Hugette fled from the Democratic Republic of Congo (DRC) hoping to find a safer and better life for herself and her children, but when she arrived in the new country life was tough. She heard about the classes at JRS from a friend, and was able to enrol and complete all the training modules of the 2020/2021 class. Now that she graduated, she shares her hopes for the future: “I have the knowledge, I can move up with my life and be independent. Now I know how to do nails, massage, and make-up. My dream is to open my own business, rent a space and hire people to help me.”
The JRS livelihoods programme welcomes a diverse group of refugee women from around the continent and local South Africans. Part of the reason for prioritising diversity is for the classes to also provide an opportunity for reconciliation and cohesion-building within diverse communities.
“In life, you will meet different cultures, nationalities, the [classes] made us to be one, to understand each other whether you are from Congo, Zimbabwe, or Ethiopia,” reflects Hugette.
Offering women the opportunity to build their skills not only helps them achieve self-sufficiency and provide for their families, but it also helps them restore confidence and hope.

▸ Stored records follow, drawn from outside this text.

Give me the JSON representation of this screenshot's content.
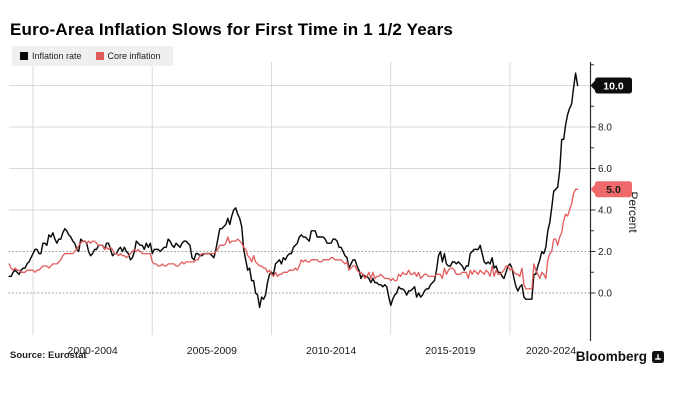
{
  "title": "Euro-Area Inflation Slows for First Time in 1 1/2 Years",
  "legend": [
    {
      "label": "Inflation rate",
      "color": "#0a0a0a"
    },
    {
      "label": "Core inflation",
      "color": "#e25b5c"
    }
  ],
  "source": "Source: Eurostat",
  "branding": "Bloomberg",
  "y_axis_label": "Percent",
  "chart_data": {
    "type": "line",
    "title": "Euro-Area Inflation Slows for First Time in 1 1/2 Years",
    "ylabel": "Percent",
    "frequency": "monthly",
    "x_start": "1999-01",
    "x_end": "2022-11",
    "ylim": [
      -2.0,
      11.2
    ],
    "grid": true,
    "legend_position": "top-left",
    "y_ticks": [
      {
        "v": 0,
        "label": "0.0"
      },
      {
        "v": 2,
        "label": "2.0"
      },
      {
        "v": 4,
        "label": "4.0"
      },
      {
        "v": 6,
        "label": "6.0"
      },
      {
        "v": 8,
        "label": "8.0"
      }
    ],
    "y_gridlines_solid": [
      4,
      6,
      8,
      10
    ],
    "y_gridlines_dotted": [
      0,
      2
    ],
    "x_gridline_years": [
      2000,
      2005,
      2010,
      2015,
      2020
    ],
    "x_tick_labels": [
      "2000-2004",
      "2005-2009",
      "2010-2014",
      "2015-2019",
      "2020-2024"
    ],
    "last_value_badges": [
      {
        "label": "10.0",
        "v": 10.0,
        "bg": "#0d0d0d",
        "fg": "#ffffff",
        "series": "Inflation rate"
      },
      {
        "label": "5.0",
        "v": 5.0,
        "bg": "#ee6a6a",
        "fg": "#1a1a1a",
        "series": "Core inflation"
      }
    ],
    "series": [
      {
        "name": "Inflation rate",
        "color": "#0a0a0a",
        "values": [
          0.8,
          0.8,
          1.0,
          1.1,
          1.0,
          0.9,
          1.1,
          1.2,
          1.2,
          1.4,
          1.5,
          1.7,
          1.9,
          2.1,
          2.1,
          1.9,
          1.9,
          2.4,
          2.4,
          2.3,
          2.8,
          2.7,
          2.9,
          2.6,
          2.4,
          2.6,
          2.6,
          2.9,
          3.1,
          3.0,
          2.8,
          2.7,
          2.5,
          2.4,
          2.1,
          2.0,
          2.6,
          2.5,
          2.5,
          2.4,
          2.0,
          1.8,
          1.9,
          2.1,
          2.1,
          2.3,
          2.3,
          2.3,
          2.1,
          2.4,
          2.4,
          2.1,
          1.8,
          1.9,
          1.9,
          2.1,
          2.2,
          2.0,
          2.2,
          2.0,
          1.9,
          1.6,
          1.7,
          2.0,
          2.5,
          2.4,
          2.3,
          2.3,
          2.1,
          2.4,
          2.2,
          2.4,
          1.9,
          2.1,
          2.1,
          2.1,
          2.0,
          2.1,
          2.2,
          2.2,
          2.6,
          2.5,
          2.3,
          2.2,
          2.4,
          2.3,
          2.2,
          2.4,
          2.5,
          2.5,
          2.4,
          2.3,
          1.7,
          1.6,
          1.9,
          1.9,
          1.8,
          1.8,
          1.9,
          1.9,
          1.9,
          1.9,
          1.8,
          1.7,
          2.1,
          2.6,
          3.1,
          3.1,
          3.2,
          3.3,
          3.6,
          3.3,
          3.7,
          4.0,
          4.1,
          3.8,
          3.6,
          3.2,
          2.1,
          1.6,
          1.1,
          1.2,
          0.6,
          0.6,
          0.0,
          -0.1,
          -0.7,
          -0.2,
          -0.3,
          -0.1,
          0.5,
          0.9,
          1.0,
          0.9,
          1.4,
          1.5,
          1.6,
          1.4,
          1.7,
          1.6,
          1.8,
          1.9,
          1.9,
          2.2,
          2.3,
          2.4,
          2.7,
          2.8,
          2.7,
          2.7,
          2.6,
          2.5,
          3.0,
          3.0,
          3.0,
          2.7,
          2.7,
          2.7,
          2.7,
          2.6,
          2.4,
          2.4,
          2.4,
          2.6,
          2.6,
          2.5,
          2.2,
          2.2,
          2.0,
          1.8,
          1.7,
          1.2,
          1.4,
          1.6,
          1.6,
          1.3,
          1.1,
          0.7,
          0.9,
          0.8,
          0.8,
          0.7,
          0.5,
          0.7,
          0.5,
          0.5,
          0.4,
          0.4,
          0.3,
          0.4,
          0.3,
          -0.2,
          -0.6,
          -0.3,
          -0.1,
          0.0,
          0.3,
          0.2,
          0.2,
          0.1,
          -0.1,
          0.1,
          0.1,
          0.2,
          0.3,
          -0.2,
          0.0,
          -0.2,
          -0.1,
          0.1,
          0.2,
          0.2,
          0.4,
          0.5,
          0.6,
          1.1,
          1.8,
          2.0,
          1.5,
          1.9,
          1.4,
          1.3,
          1.3,
          1.5,
          1.5,
          1.4,
          1.5,
          1.4,
          1.3,
          1.1,
          1.3,
          1.3,
          1.9,
          2.0,
          2.1,
          2.1,
          2.1,
          2.3,
          1.9,
          1.5,
          1.4,
          1.5,
          1.4,
          1.7,
          1.2,
          1.3,
          1.0,
          1.0,
          0.8,
          0.7,
          1.0,
          1.3,
          1.4,
          1.2,
          0.7,
          0.3,
          0.1,
          0.3,
          0.4,
          -0.2,
          -0.3,
          -0.3,
          -0.3,
          -0.3,
          0.9,
          0.9,
          1.3,
          1.6,
          2.0,
          1.9,
          2.2,
          3.0,
          3.4,
          4.1,
          4.9,
          5.0,
          5.1,
          5.9,
          7.4,
          7.4,
          8.1,
          8.6,
          8.9,
          9.1,
          9.9,
          10.6,
          10.0
        ]
      },
      {
        "name": "Core inflation",
        "color": "#e25b5c",
        "values": [
          1.4,
          1.2,
          1.1,
          1.2,
          1.1,
          1.1,
          1.0,
          1.0,
          1.0,
          1.1,
          1.1,
          1.1,
          1.1,
          1.0,
          1.1,
          1.1,
          1.2,
          1.3,
          1.3,
          1.3,
          1.2,
          1.3,
          1.4,
          1.4,
          1.4,
          1.5,
          1.6,
          1.8,
          1.9,
          1.9,
          1.9,
          1.9,
          1.9,
          2.0,
          2.1,
          2.3,
          2.4,
          2.5,
          2.5,
          2.4,
          2.5,
          2.4,
          2.5,
          2.5,
          2.4,
          2.3,
          2.3,
          2.3,
          2.1,
          2.2,
          2.1,
          2.2,
          2.1,
          1.9,
          1.9,
          1.8,
          1.9,
          1.8,
          1.8,
          1.7,
          1.8,
          1.9,
          2.0,
          2.1,
          2.0,
          2.1,
          2.0,
          1.9,
          1.9,
          1.9,
          1.9,
          1.9,
          1.5,
          1.4,
          1.4,
          1.3,
          1.3,
          1.4,
          1.3,
          1.3,
          1.4,
          1.4,
          1.4,
          1.4,
          1.3,
          1.3,
          1.4,
          1.5,
          1.4,
          1.5,
          1.5,
          1.5,
          1.5,
          1.5,
          1.6,
          1.6,
          1.8,
          1.9,
          1.9,
          1.9,
          1.9,
          1.9,
          1.9,
          1.9,
          2.0,
          2.1,
          2.3,
          2.3,
          2.3,
          2.4,
          2.7,
          2.4,
          2.5,
          2.5,
          2.5,
          2.6,
          2.5,
          2.4,
          2.2,
          2.1,
          1.8,
          1.7,
          1.5,
          1.8,
          1.5,
          1.4,
          1.3,
          1.3,
          1.2,
          1.2,
          1.0,
          1.1,
          0.9,
          0.8,
          1.0,
          0.8,
          0.9,
          0.9,
          1.0,
          1.0,
          1.0,
          1.1,
          1.1,
          1.1,
          1.2,
          1.1,
          1.3,
          1.6,
          1.5,
          1.6,
          1.5,
          1.5,
          1.6,
          1.6,
          1.6,
          1.6,
          1.5,
          1.5,
          1.6,
          1.6,
          1.6,
          1.6,
          1.7,
          1.7,
          1.6,
          1.6,
          1.6,
          1.6,
          1.5,
          1.4,
          1.5,
          1.1,
          1.2,
          1.3,
          1.3,
          1.1,
          1.0,
          1.0,
          0.9,
          0.7,
          0.8,
          1.0,
          0.7,
          1.0,
          0.7,
          0.8,
          0.8,
          0.9,
          0.8,
          0.7,
          0.7,
          0.7,
          0.6,
          0.7,
          0.6,
          0.6,
          0.9,
          0.8,
          1.0,
          0.9,
          0.9,
          1.1,
          0.9,
          0.9,
          1.0,
          0.8,
          1.0,
          0.7,
          0.8,
          0.9,
          0.9,
          0.8,
          0.8,
          0.8,
          0.8,
          0.9,
          0.9,
          0.9,
          0.7,
          1.2,
          0.9,
          1.1,
          1.2,
          1.2,
          1.1,
          0.9,
          0.9,
          0.9,
          1.0,
          1.0,
          1.0,
          0.7,
          1.1,
          0.9,
          1.1,
          1.0,
          0.9,
          1.1,
          1.0,
          0.9,
          1.1,
          1.0,
          0.8,
          1.3,
          0.8,
          1.1,
          0.9,
          0.9,
          1.0,
          1.1,
          1.3,
          1.3,
          1.1,
          1.2,
          1.0,
          0.9,
          0.9,
          0.8,
          1.2,
          0.4,
          0.2,
          0.2,
          0.2,
          0.2,
          1.4,
          1.1,
          0.9,
          0.7,
          1.0,
          0.9,
          0.7,
          1.6,
          1.9,
          2.0,
          2.6,
          2.6,
          2.3,
          2.7,
          2.9,
          3.5,
          3.8,
          3.7,
          4.0,
          4.3,
          4.8,
          5.0,
          5.0
        ]
      }
    ]
  }
}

“Many of the women in our programme have limited education, are unemployed, and struggling to look after their families. We give everyone a chance regardless of their educational background. We facilitate you becoming a professional, we also give hope,” says Michelle, a teacher of the programme.
A professional masseuse and motivational speaker, Michelle has seen the important role the livelihoods programme plays for refugee women in South Africa. “Refugee women are mothers, sisters, aunts, friends, daughters, these women go through so much, they face so many challenges with little family support. Many of them have left their parents and are here to fend for themselves. These women are strong. Knowing what they go through is sometimes too much to swallow – they have to fight and stand on their feet by themselves”.
Michelle gets to know the women in her classes very well and is always touched by their experiences of being a refugee in South Africa. “I have been surprised by seeing someone who had lost all hope. I met a client who said she wanted to end her life. I gave a motivational speech, and she was there. I had made her feel seen. I didn’t know that my speech had touched her life and changed her. I see her now with her small children and I am so glad we can be here to support people. I thought I was just teaching and encouraging people, but people are in dark corners, and we can give them some light”.